Survey: Users willing to follow BYOD security policies

Many users will circumvent IT policy to use a personal device at work. But often that’s because their organization doesn’t yet have a BYOD policy. 

Many organizations have implemented BYOD programs to increase worker mobility and keep costs down.  The federal government is no different — many agencies have started allowing workers to use personal smartphones, tablets and laptops.

To protect sensitive data when federal workers go mobile using their own personal devices, the White House last year released a set of guidelines for agencies when developing BYOD policies. The guidance encouraged agency IT departments to use virtualization to give users access to data and applications without storing them on a device and keep personal and government data separate on those devices.

That’s certainly a good plan that private organizations could follow to help keep data safe. The bad news: Many agencies have yet to formally plan for BYOD, according to a recent survey conducted by the Telework Exchange.

BYOD policies still rare

Among the 314 federal employees surveyed, 49% said they use a personal device for work-related tasks. Most often, that means a personal laptop (used by 93% of those respondents), followed by smartphones (64%) and tablets (19%).

However, more often than not, those users are taking matters into their own hands rather than participating in an officially sanctioned program — just 11% of respondents said their agency has an official BYOD policy.

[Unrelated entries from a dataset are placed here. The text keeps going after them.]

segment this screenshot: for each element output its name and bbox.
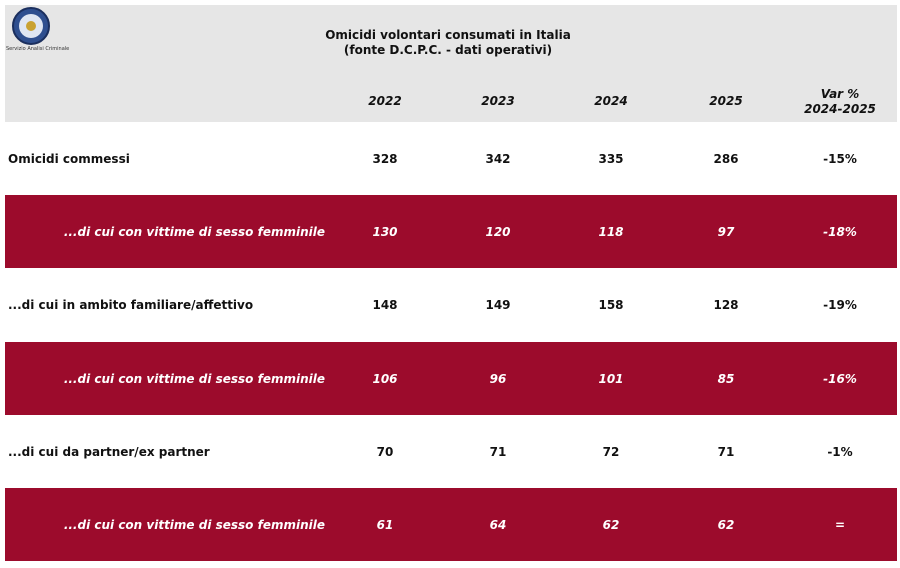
cell-value: 118 bbox=[598, 225, 624, 240]
cell-value: 62 bbox=[717, 518, 735, 532]
row-label: ...di cui in ambito familiare/affettivo bbox=[8, 298, 254, 313]
column-header: 2022 bbox=[368, 94, 402, 108]
var-value: -18% bbox=[823, 225, 857, 240]
subtitle: (fonte D.C.P.C. - dati operativi) bbox=[343, 43, 553, 57]
table-row: Omicidi commessi 328 342 335 286 -15% bbox=[5, 122, 897, 195]
table-row: ...di cui con vittime di sesso femminile… bbox=[5, 488, 897, 561]
cell-value: 286 bbox=[713, 152, 739, 166]
cell-value: 335 bbox=[598, 152, 624, 166]
cell-value: 85 bbox=[717, 371, 735, 386]
cell-value: 64 bbox=[489, 518, 507, 532]
row-label: ...di cui con vittime di sesso femminile bbox=[63, 225, 325, 240]
var-value: -1% bbox=[827, 444, 853, 459]
row-label: ...di cui da partner/ex partner bbox=[8, 444, 210, 459]
var-value: -16% bbox=[823, 371, 857, 386]
cell-value: 101 bbox=[598, 371, 624, 386]
cell-value: 148 bbox=[372, 298, 398, 313]
column-header: 2025 bbox=[709, 94, 743, 108]
var-value: -15% bbox=[823, 152, 857, 166]
cell-value: 71 bbox=[717, 444, 735, 459]
table-row: ...di cui da partner/ex partner 70 71 72 71 -… bbox=[5, 415, 897, 488]
var-header: 2024-2025 bbox=[804, 102, 876, 116]
cell-value: 70 bbox=[376, 444, 394, 459]
var-header: Var % bbox=[820, 87, 860, 101]
table-row: ...di cui con vittime di sesso femminile… bbox=[5, 195, 897, 269]
cell-value: 106 bbox=[372, 371, 398, 386]
column-header: 2024 bbox=[594, 94, 628, 108]
row-label: Omicidi commessi bbox=[8, 152, 130, 166]
var-value: -19% bbox=[823, 298, 857, 313]
title: Omicidi volontari consumati in Italia bbox=[325, 28, 571, 42]
logo bbox=[12, 7, 50, 45]
table-row: ...di cui in ambito familiare/affettivo 1… bbox=[5, 268, 897, 341]
cell-value: 328 bbox=[372, 152, 398, 166]
cell-value: 62 bbox=[602, 518, 620, 532]
cell-value: 96 bbox=[489, 371, 507, 386]
table-row: ...di cui con vittime di sesso femminile… bbox=[5, 341, 897, 415]
header-band bbox=[5, 5, 897, 122]
cell-value: 158 bbox=[598, 298, 624, 313]
cell-value: 120 bbox=[485, 225, 511, 240]
cell-value: 128 bbox=[713, 298, 739, 313]
cell-value: 149 bbox=[485, 298, 511, 313]
cell-value: 342 bbox=[485, 152, 511, 166]
cell-value: 72 bbox=[602, 444, 620, 459]
var-value: = bbox=[834, 518, 846, 532]
cell-value: 97 bbox=[717, 225, 735, 240]
row-label: ...di cui con vittime di sesso femminile bbox=[63, 371, 325, 386]
row-label: ...di cui con vittime di sesso femminile bbox=[63, 518, 325, 532]
logo-text: Servizio Analisi Criminale bbox=[6, 46, 70, 52]
cell-value: 61 bbox=[376, 518, 394, 532]
cell-value: 130 bbox=[372, 225, 398, 240]
column-header: 2023 bbox=[481, 94, 515, 108]
cell-value: 71 bbox=[489, 444, 507, 459]
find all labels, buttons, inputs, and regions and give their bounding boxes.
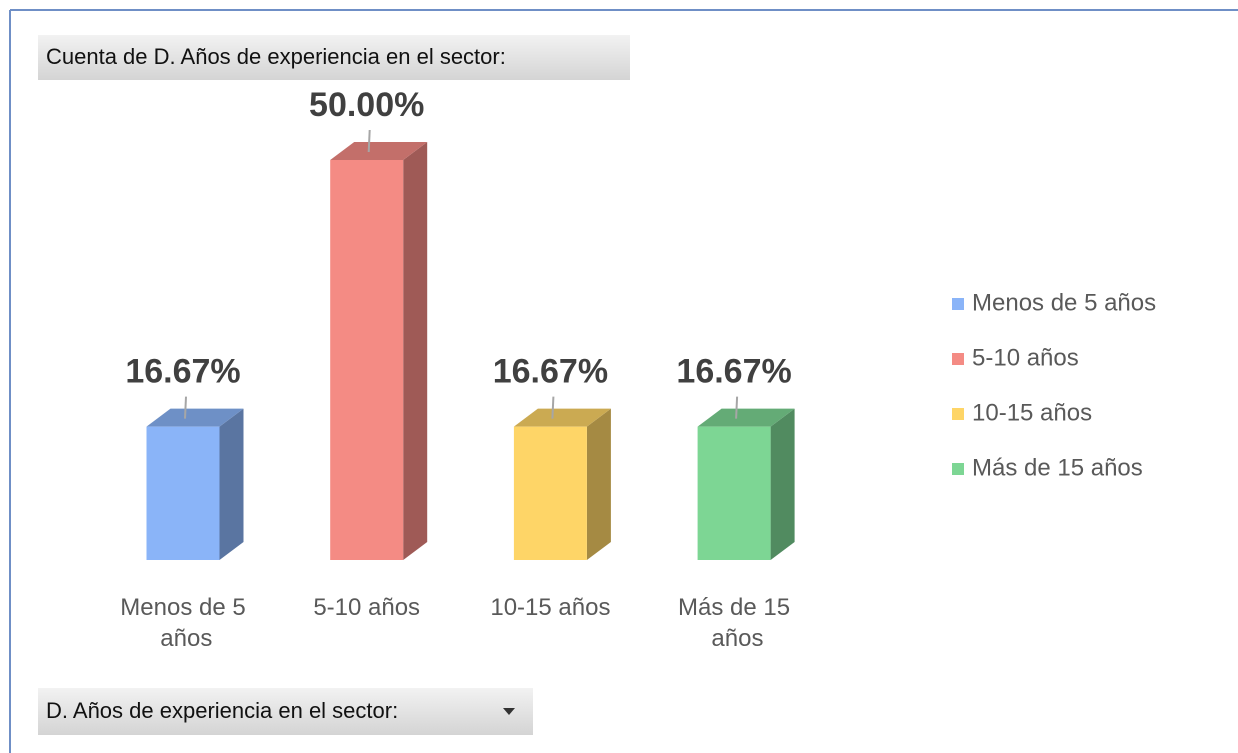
bar-side <box>219 408 244 560</box>
bar-front <box>697 426 771 560</box>
axis-field-button[interactable]: D. Años de experiencia en el sector: <box>38 688 533 735</box>
bar-top <box>146 408 244 427</box>
legend-label: Más de 15 años <box>972 454 1143 481</box>
bar-side <box>403 142 428 560</box>
value-field-button[interactable]: Cuenta de D. Años de experiencia en el s… <box>38 35 630 80</box>
bar <box>513 408 611 560</box>
bar-top <box>697 408 795 427</box>
bar-top <box>513 408 611 427</box>
bar-front <box>513 426 587 560</box>
leader-line <box>735 396 739 419</box>
bar-side <box>770 408 795 560</box>
bar-front <box>146 426 220 560</box>
bar-front <box>330 160 404 560</box>
x-tick-label: Menos de 5 años <box>120 594 245 652</box>
x-tick-label: Más de 15 años <box>678 594 790 652</box>
legend-label: Menos de 5 años <box>972 289 1156 316</box>
x-tick-label: 10-15 años <box>490 594 610 621</box>
data-label: 16.67% <box>493 353 608 391</box>
bar <box>146 408 244 560</box>
button-bg[interactable] <box>38 688 533 735</box>
leader-line <box>551 396 555 419</box>
leader-line <box>184 396 187 419</box>
data-label: 16.67% <box>125 353 240 391</box>
bar-top <box>330 142 428 160</box>
dropdown-arrow[interactable] <box>503 708 515 715</box>
data-label: 16.67% <box>676 353 791 391</box>
x-tick-label: 5-10 años <box>313 594 420 621</box>
bar <box>697 408 795 560</box>
legend-swatch <box>952 298 964 310</box>
button-bg[interactable] <box>38 35 630 80</box>
bar <box>330 142 428 560</box>
button-label[interactable]: Cuenta de D. Años de experiencia en el s… <box>46 44 506 69</box>
bar-side <box>586 408 611 560</box>
legend-label: 5-10 años <box>972 344 1079 371</box>
data-label: 50.00% <box>309 86 424 124</box>
button-label[interactable]: D. Años de experiencia en el sector: <box>46 698 398 723</box>
legend-swatch <box>952 463 964 475</box>
legend-swatch <box>952 353 964 365</box>
legend-label: 10-15 años <box>972 399 1092 426</box>
legend-swatch <box>952 408 964 420</box>
leader-line <box>367 129 371 153</box>
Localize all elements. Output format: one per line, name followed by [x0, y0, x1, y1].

And regardless of what many IT pros may believe, that rogue BYOD use doesn’t seem to stem from users’ unwillingness to stay secure or follow a policy. In fact, 57% of those surveyed said they’d even be willing to pay to have their personal device certified as secure or to upgrade its security features.

What it means for IT: Users will bring in their own devices whether IT says it’s okay or not. That’s why it’s important to have a policy, as well as the controls in place to make sure unapproved devices aren’t accessing data or applications.

As this survey shows, users will be willing to cooperate with IT if it means getting to use their personal smartphone or tablet for work.